A structural and functional imaging study of autism and its extended phenotype
Lead Research Organisation:
University of Cambridge
Department Name: Psychiatry
Abstract
The reason why autism may develop within one child and yet spare other family members is perhaps one of the most important of the many unanswered questions within autism research. Important clues may lie in the fact that apparently unaffected siblings of individuals with autism often display impairments in thought processes that resemble those seen in autism.
We propose studying forty adolescents with autism (with diagnoses of high functioning autism or Asperger syndrome), forty siblings and forty unrelated controls. By comparing these three groups, we aim to discover factors that relate specifically to autism, in addition to and as distinct from factors that relate to autism-like impairments (regardless of whether the individual has autism or is a sibling).
We will use brain scanning techniques (using magnetic resonance imaging that is safe and does not involve any form of radiation) to record the structure of the brain and measure levels of activity in different parts of the brain whilst the participant is performing predefined activities that are believed to be affected by autism. Our overall goal is to better understand the causes of autism by separating out the relative effects of these different potential factors.

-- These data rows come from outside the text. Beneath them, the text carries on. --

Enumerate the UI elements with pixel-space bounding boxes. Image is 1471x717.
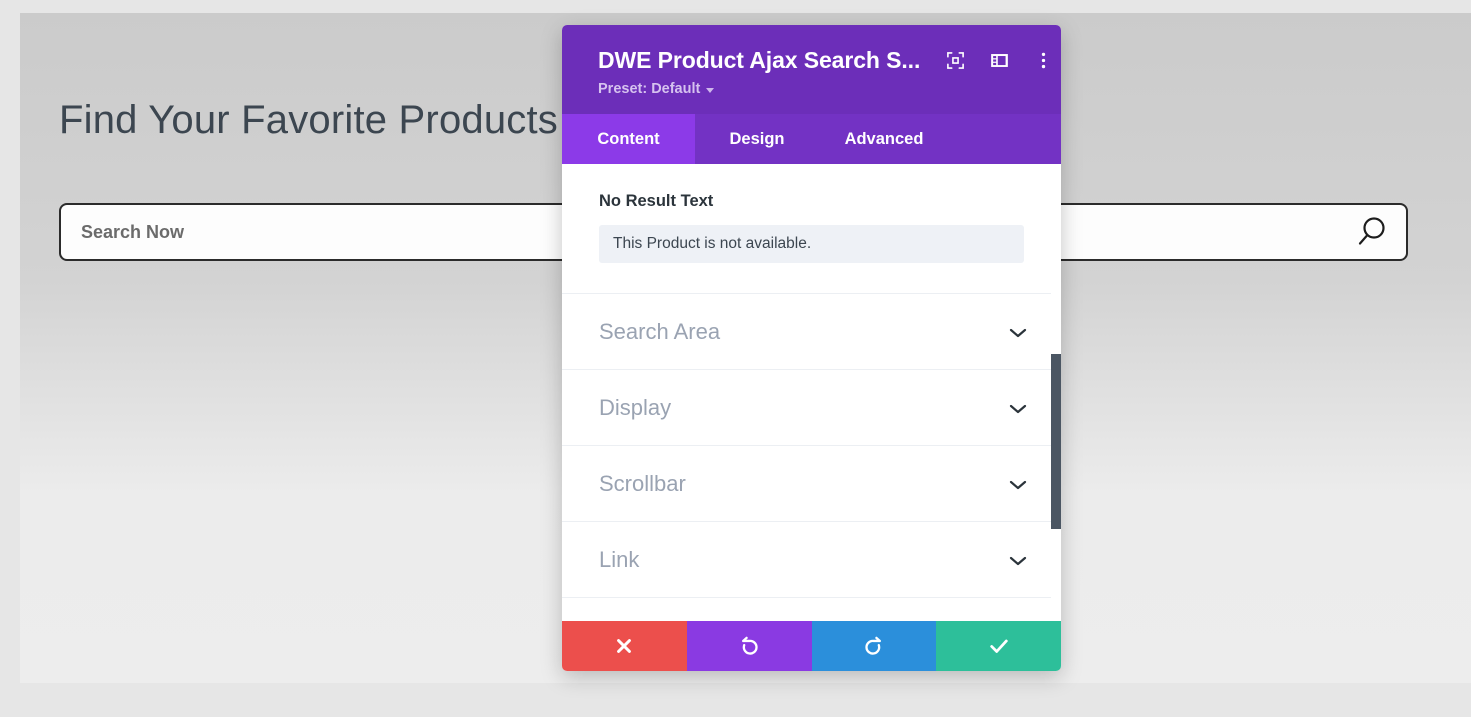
section-scrollbar[interactable]: Scrollbar <box>562 446 1061 522</box>
more-vertical-icon[interactable] <box>1034 51 1053 70</box>
no-result-text-input[interactable] <box>599 225 1024 263</box>
modal-title: DWE Product Ajax Search S... <box>598 47 921 73</box>
cancel-button[interactable] <box>562 621 687 671</box>
section-scrollbar-label: Scrollbar <box>599 470 686 496</box>
section-search-area-label: Search Area <box>599 318 721 344</box>
section-link[interactable]: Link <box>562 522 1061 598</box>
browser-page-frame: Find Your Favorite Products DWE Product … <box>0 0 1471 717</box>
tab-advanced[interactable]: Advanced <box>819 114 949 164</box>
focus-target-icon[interactable] <box>946 51 965 70</box>
chevron-down-icon <box>1008 554 1028 566</box>
section-search-area[interactable]: Search Area <box>562 294 1061 370</box>
section-display[interactable]: Display <box>562 370 1061 446</box>
modal-scrollbar-thumb[interactable] <box>1051 354 1061 529</box>
chevron-down-icon <box>706 87 715 93</box>
tab-advanced-label: Advanced <box>844 129 924 148</box>
no-result-text-label: No Result Text <box>599 192 714 210</box>
chevron-down-icon <box>1008 326 1028 338</box>
chevron-down-icon <box>1008 478 1028 490</box>
modal-footer <box>562 621 1061 671</box>
check-icon <box>988 635 1010 657</box>
no-result-text-field-block: No Result Text <box>562 164 1061 293</box>
save-button[interactable] <box>936 621 1061 671</box>
chevron-down-icon <box>1008 402 1028 414</box>
modal-header: DWE Product Ajax Search S... Preset: Def… <box>562 25 1061 114</box>
undo-button[interactable] <box>686 621 812 671</box>
redo-button[interactable] <box>811 621 937 671</box>
tab-content[interactable]: Content <box>562 114 695 164</box>
settings-accordion: Search Area Display Scrollbar Link <box>562 293 1061 598</box>
redo-arrow-icon <box>862 635 885 658</box>
page-title: Find Your Favorite Products <box>59 98 558 142</box>
undo-arrow-icon <box>738 635 761 658</box>
preset-selector[interactable]: Preset: Default <box>598 81 715 97</box>
tab-content-label: Content <box>597 129 660 148</box>
tab-design[interactable]: Design <box>695 114 819 164</box>
preset-label: Preset: Default <box>598 81 701 97</box>
modal-body: No Result Text Search Area Display <box>562 164 1061 621</box>
tab-design-label: Design <box>729 129 785 148</box>
modal-scrollbar-track[interactable] <box>1051 164 1061 621</box>
module-settings-modal: DWE Product Ajax Search S... Preset: Def… <box>562 25 1061 671</box>
search-icon[interactable] <box>1354 215 1388 249</box>
close-x-icon <box>614 636 634 656</box>
section-display-label: Display <box>599 394 672 420</box>
layout-panel-icon[interactable] <box>990 51 1009 70</box>
section-link-label: Link <box>599 546 640 572</box>
modal-tab-bar: Content Design Advanced <box>562 114 1061 164</box>
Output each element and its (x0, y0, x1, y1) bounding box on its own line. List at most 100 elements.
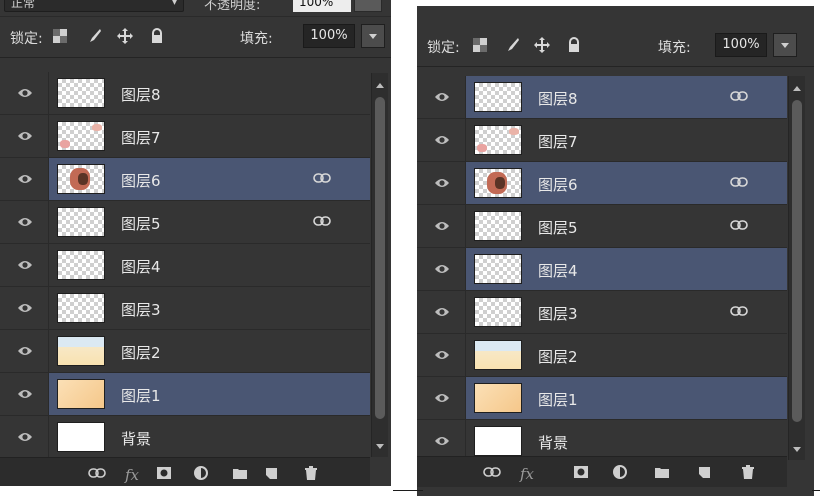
link-layers-icon[interactable] (483, 464, 501, 480)
visibility-eye-icon[interactable] (17, 345, 33, 357)
visibility-eye-icon[interactable] (17, 130, 33, 142)
layer-row[interactable]: 图层8 (417, 76, 787, 119)
lock-transparent-pixels-icon[interactable] (52, 28, 68, 44)
scroll-up-icon[interactable] (793, 86, 801, 91)
visibility-toggle[interactable] (0, 72, 49, 114)
lock-position-icon[interactable] (117, 28, 133, 44)
visibility-toggle[interactable] (0, 115, 49, 157)
fill-dropdown-button[interactable] (773, 33, 797, 57)
visibility-eye-icon[interactable] (17, 173, 33, 185)
scroll-up-icon[interactable] (376, 83, 384, 88)
visibility-toggle[interactable] (0, 158, 49, 200)
layer-row[interactable]: 图层7 (0, 115, 370, 158)
lock-image-pixels-icon[interactable] (86, 28, 102, 44)
delete-layer-icon[interactable] (739, 464, 757, 480)
visibility-eye-icon[interactable] (434, 435, 450, 447)
visibility-toggle[interactable] (0, 244, 49, 286)
scroll-thumb[interactable] (375, 97, 385, 419)
layer-main-cell[interactable]: 图层7 (466, 119, 787, 161)
layer-main-cell[interactable]: 图层2 (49, 330, 370, 372)
layer-main-cell[interactable]: 图层4 (466, 248, 787, 290)
layer-row[interactable]: 图层2 (0, 330, 370, 373)
delete-layer-icon[interactable] (302, 465, 320, 481)
visibility-eye-icon[interactable] (434, 220, 450, 232)
add-mask-icon[interactable] (155, 465, 173, 481)
new-group-icon[interactable] (231, 465, 249, 481)
scroll-thumb[interactable] (792, 100, 802, 422)
visibility-eye-icon[interactable] (434, 177, 450, 189)
visibility-toggle[interactable] (0, 416, 49, 458)
layer-row[interactable]: 图层4 (417, 248, 787, 291)
lock-position-icon[interactable] (534, 37, 550, 53)
layer-row[interactable]: 图层6 (417, 162, 787, 205)
visibility-toggle[interactable] (0, 201, 49, 243)
fill-field[interactable]: 100% (715, 33, 767, 57)
layer-main-cell[interactable]: 图层1 (466, 377, 787, 419)
visibility-toggle[interactable] (417, 334, 466, 376)
visibility-toggle[interactable] (417, 162, 466, 204)
fx-icon[interactable]: fx (125, 465, 143, 483)
visibility-eye-icon[interactable] (434, 349, 450, 361)
opacity-dropdown-button[interactable] (354, 0, 382, 12)
visibility-toggle[interactable] (417, 248, 466, 290)
layer-row[interactable]: 图层1 (417, 377, 787, 420)
visibility-toggle[interactable] (417, 119, 466, 161)
fx-icon[interactable]: fx (520, 464, 538, 482)
visibility-toggle[interactable] (0, 373, 49, 415)
new-layer-icon[interactable] (695, 464, 713, 480)
visibility-toggle[interactable] (417, 291, 466, 333)
layer-main-cell[interactable]: 图层5 (49, 201, 370, 243)
scroll-down-icon[interactable] (793, 447, 801, 452)
visibility-eye-icon[interactable] (17, 302, 33, 314)
layer-main-cell[interactable]: 图层2 (466, 334, 787, 376)
layer-row[interactable]: 图层5 (417, 205, 787, 248)
link-layers-icon[interactable] (88, 465, 106, 481)
visibility-eye-icon[interactable] (17, 87, 33, 99)
layer-row[interactable]: 背景 (0, 416, 370, 459)
layer-main-cell[interactable]: 图层3 (466, 291, 787, 333)
visibility-eye-icon[interactable] (434, 306, 450, 318)
visibility-eye-icon[interactable] (434, 263, 450, 275)
layer-row[interactable]: 图层3 (417, 291, 787, 334)
visibility-toggle[interactable] (417, 205, 466, 247)
fill-dropdown-button[interactable] (361, 24, 385, 48)
new-layer-icon[interactable] (262, 465, 280, 481)
layer-row[interactable]: 图层1 (0, 373, 370, 416)
visibility-eye-icon[interactable] (434, 392, 450, 404)
lock-all-icon[interactable] (566, 37, 582, 53)
visibility-eye-icon[interactable] (434, 134, 450, 146)
visibility-toggle[interactable] (0, 330, 49, 372)
layer-row[interactable]: 图层2 (417, 334, 787, 377)
layer-main-cell[interactable]: 图层3 (49, 287, 370, 329)
new-group-icon[interactable] (653, 464, 671, 480)
visibility-toggle[interactable] (417, 76, 466, 118)
fill-field[interactable]: 100% (303, 24, 355, 48)
lock-transparent-pixels-icon[interactable] (472, 37, 488, 53)
lock-all-icon[interactable] (149, 28, 165, 44)
layer-main-cell[interactable]: 图层6 (49, 158, 370, 200)
layer-main-cell[interactable]: 背景 (49, 416, 370, 458)
layer-main-cell[interactable]: 图层6 (466, 162, 787, 204)
visibility-toggle[interactable] (0, 287, 49, 329)
adjustment-layer-icon[interactable] (193, 465, 211, 481)
layer-main-cell[interactable]: 图层4 (49, 244, 370, 286)
layer-row[interactable]: 图层4 (0, 244, 370, 287)
visibility-eye-icon[interactable] (17, 216, 33, 228)
layer-main-cell[interactable]: 图层7 (49, 115, 370, 157)
layer-main-cell[interactable]: 图层8 (466, 76, 787, 118)
add-mask-icon[interactable] (572, 464, 590, 480)
visibility-toggle[interactable] (417, 377, 466, 419)
visibility-eye-icon[interactable] (17, 259, 33, 271)
layer-main-cell[interactable]: 图层8 (49, 72, 370, 114)
layers-scrollbar[interactable] (371, 73, 388, 457)
visibility-eye-icon[interactable] (434, 91, 450, 103)
layer-row[interactable]: 图层3 (0, 287, 370, 330)
layers-scrollbar[interactable] (788, 76, 805, 460)
layer-row[interactable]: 图层6 (0, 158, 370, 201)
blend-mode-select[interactable]: 正常 ▾ (4, 0, 184, 12)
lock-image-pixels-icon[interactable] (504, 37, 520, 53)
opacity-field[interactable]: 100% (293, 0, 351, 12)
visibility-eye-icon[interactable] (17, 431, 33, 443)
adjustment-layer-icon[interactable] (612, 464, 630, 480)
layer-row[interactable]: 图层5 (0, 201, 370, 244)
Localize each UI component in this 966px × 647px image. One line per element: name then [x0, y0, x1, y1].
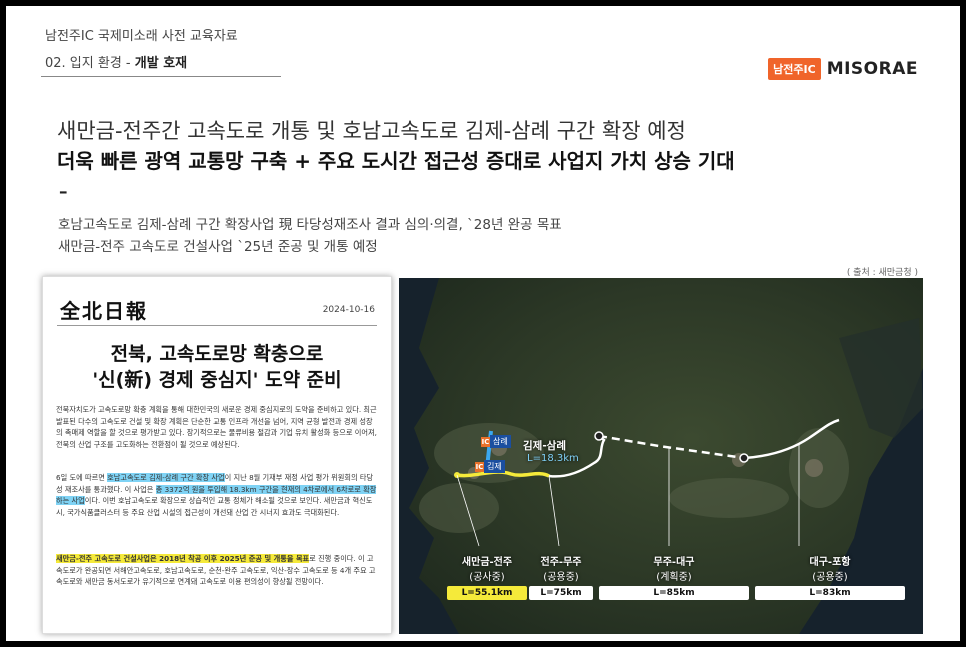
- newspaper-name: 全北日報: [60, 299, 148, 323]
- segment-length: L=83km: [755, 586, 905, 600]
- article-headline-1: 전북, 고속도로망 확충으로: [110, 343, 324, 365]
- gimje-ic-pin: IC 김제: [475, 460, 505, 473]
- header-divider: [41, 76, 281, 77]
- route-length-gimje-samrye: L=18.3km: [527, 453, 579, 464]
- samrye-ic-pin: IC 삼례: [481, 435, 511, 448]
- headline-dash: –: [59, 182, 68, 202]
- segment-status: (계획중): [656, 572, 692, 583]
- gimje-label: 김제: [484, 460, 505, 473]
- segment-muju-daegu: 무주-대구 (계획중) L=85km: [599, 553, 749, 600]
- brand-logo: 남전주IC MISORAE: [768, 58, 918, 80]
- p2-text-a: 6일 도에 따르면: [56, 473, 108, 482]
- segment-name: 새만금-전주: [461, 557, 513, 568]
- ic-icon: IC: [475, 461, 484, 472]
- segment-saemangeum-jeonju: 새만금-전주 (공사중) L=55.1km: [447, 553, 527, 600]
- article-paragraph-3: 새만금-전주 고속도로 건설사업은 2018년 착공 이후 2025년 준공 및…: [56, 553, 378, 588]
- logo-badge: 남전주IC: [768, 58, 821, 80]
- segment-status: (공용중): [812, 572, 848, 583]
- segment-daegu-pohang: 대구-포항 (공용중) L=83km: [755, 553, 905, 600]
- samrye-label: 삼례: [490, 435, 511, 448]
- segment-length: L=75km: [529, 586, 593, 600]
- headline-secondary: 더욱 빠른 광역 교통망 구축 + 주요 도시간 접근성 증대로 사업지 가치 …: [57, 149, 735, 173]
- article-headline-2: '신(新) 경제 중심지' 도약 준비: [92, 369, 342, 391]
- summary-line-2: 새만금-전주 고속도로 건설사업 `25년 준공 및 개통 예정: [58, 239, 378, 255]
- section-separator: -: [121, 56, 135, 71]
- route-label-gimje-samrye: 김제-삼례: [523, 440, 566, 452]
- section-topic: 개발 호재: [134, 56, 188, 71]
- source-note: ( 출처 : 새만금청 ): [846, 268, 918, 278]
- doc-title: 남전주IC 국제미소래 사전 교육자료: [45, 29, 238, 44]
- newspaper-date: 2024-10-16: [322, 305, 375, 315]
- slide: 남전주IC 국제미소래 사전 교육자료 02. 입지 환경 - 개발 호재 남전…: [6, 6, 960, 641]
- headline-primary: 새만금-전주간 고속도로 개통 및 호남고속도로 김제-삼례 구간 확장 예정: [57, 119, 686, 143]
- p3-highlight: 새만금-전주 고속도로 건설사업은 2018년 착공 이후 2025년 준공 및…: [56, 554, 310, 563]
- newspaper-clipping: 全北日報 2024-10-16 전북, 고속도로망 확충으로 '신(新) 경제 …: [42, 276, 392, 634]
- section-label: 02. 입지 환경 - 개발 호재: [45, 52, 187, 71]
- section-number: 02. 입지 환경: [45, 56, 122, 71]
- segment-length: L=85km: [599, 586, 749, 600]
- segment-jeonju-muju: 전주-무주 (공용중) L=75km: [529, 553, 593, 600]
- segment-name: 전주-무주: [540, 557, 582, 568]
- summary-line-1: 호남고속도로 김제-삼례 구간 확장사업 現 타당성재조사 결과 심의·의결, …: [58, 217, 562, 233]
- segment-status: (공사중): [469, 572, 505, 583]
- newspaper-rule: [57, 325, 377, 326]
- segment-name: 대구-포항: [809, 557, 851, 568]
- p2-text-c: 이다. 이번 호남고속도로 확장으로 상습적인 교통 정체가 해소될 것으로 보…: [56, 496, 373, 517]
- article-paragraph-2: 6일 도에 따르면 호남고속도로 김제-삼례 구간 확장 사업이 지난 8월 기…: [56, 472, 378, 518]
- ic-icon: IC: [481, 436, 490, 447]
- logo-name: MISORAE: [826, 59, 918, 79]
- route-map: IC 삼례 IC 김제 김제-삼례 L=18.3km 새만금-전주 (공사중) L=…: [399, 278, 923, 634]
- p2-highlight-1: 호남고속도로 김제-삼례 구간 확장 사업: [107, 473, 225, 482]
- segment-name: 무주-대구: [653, 557, 695, 568]
- article-paragraph-1: 전북자치도가 고속도로망 확충 계획을 통해 대한민국의 새로운 경제 중심지로…: [56, 405, 377, 449]
- segment-length: L=55.1km: [447, 586, 527, 600]
- segment-status: (공용중): [543, 572, 579, 583]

We propose studying forty adolescents with autism (with diagnoses of high functioning autism or Asperger syndrome), forty siblings and forty unrelated controls. By comparing these three groups, we aim to discover factors that relate specifically to autism, in addition to and as distinct from factors that relate to autism-like impairments (regardless of whether the individual has autism or is a sibling).
We will use brain scanning techniques (using magnetic resonance imaging that is safe and does not involve any form of radiation) to record the structure of the brain and measure levels of activity in different parts of the brain whilst the participant is performing predefined activities that are believed to be affected by autism. Our overall goal is to better understand the causes of autism by separating out the relative effects of these different potential factors.
Technical Summary
The reason why autism may develop within one individual and yet spare a sibling is perhaps one of the most important of the many unanswered questions within autism research. Evidence suggests that apparently unaffected siblings of autistic individuals display deficits within cognitive domains that are often impaired in autism.
We propose performing structural and functional magnetic resonance imaging, clinical and neuropsychological assessments on forty adolescents with high functioning autism or Asperger syndrome, forty siblings and forty unrelated controls.
We will analyse cognitive impairments in subject and sibling groups as compared to controls, with the goal of characterising cognitive impairments associated with an extended phenotype of autism. We will compare brain structure and activation across the study groups, with the goal of identifying neuroanatomical and functional correlates of the extended phenotype. Finally we will draw together evidence from our clinical, neuropsychological and neuroimaging analyses with the goal of separating their different contributions to the expression of autism and its extended phenotype.
The characterisation of the extended phenotype of autism in the manner proposed will deliver new understanding as to the manifestation - and hence the potential detection - of autism and its sub-clinical forms at neuroanatomical, brain activation and cognitive levels. In addition to considerably advancing our understanding of autism and its extended phenotype, these new insights will provide opportunities for improvements in diagnostic practice, including better and earlier recognition of autism and its sub-clinical forms.
By separating the potential contributions of different biological and psychological aetiological factors - including abnormalities of brain structure and function and impairments within discrete cognitive domains - to the expression of autism and its extended phenotype, this research will deliver an improved understanding of the causes of autism. Furthermore, understanding the contributions of different aetiological factors may suggest future avenues for therapy in terms of the modulation, where possible, of these individual factors at behavioural or pharmacological levels.
We propose performing structural and functional magnetic resonance imaging, clinical and neuropsychological assessments on forty adolescents with high functioning autism or Asperger syndrome, forty siblings and forty unrelated controls.
We will analyse cognitive impairments in subject and sibling groups as compared to controls, with the goal of characterising cognitive impairments associated with an extended phenotype of autism. We will compare brain structure and activation across the study groups, with the goal of identifying neuroanatomical and functional correlates of the extended phenotype. Finally we will draw together evidence from our clinical, neuropsychological and neuroimaging analyses with the goal of separating their different contributions to the expression of autism and its extended phenotype.
The characterisation of the extended phenotype of autism in the manner proposed will deliver new understanding as to the manifestation - and hence the potential detection - of autism and its sub-clinical forms at neuroanatomical, brain activation and cognitive levels. In addition to considerably advancing our understanding of autism and its extended phenotype, these new insights will provide opportunities for improvements in diagnostic practice, including better and earlier recognition of autism and its sub-clinical forms.
By separating the potential contributions of different biological and psychological aetiological factors - including abnormalities of brain structure and function and impairments within discrete cognitive domains - to the expression of autism and its extended phenotype, this research will deliver an improved understanding of the causes of autism. Furthermore, understanding the contributions of different aetiological factors may suggest future avenues for therapy in terms of the modulation, where possible, of these individual factors at behavioural or pharmacological levels.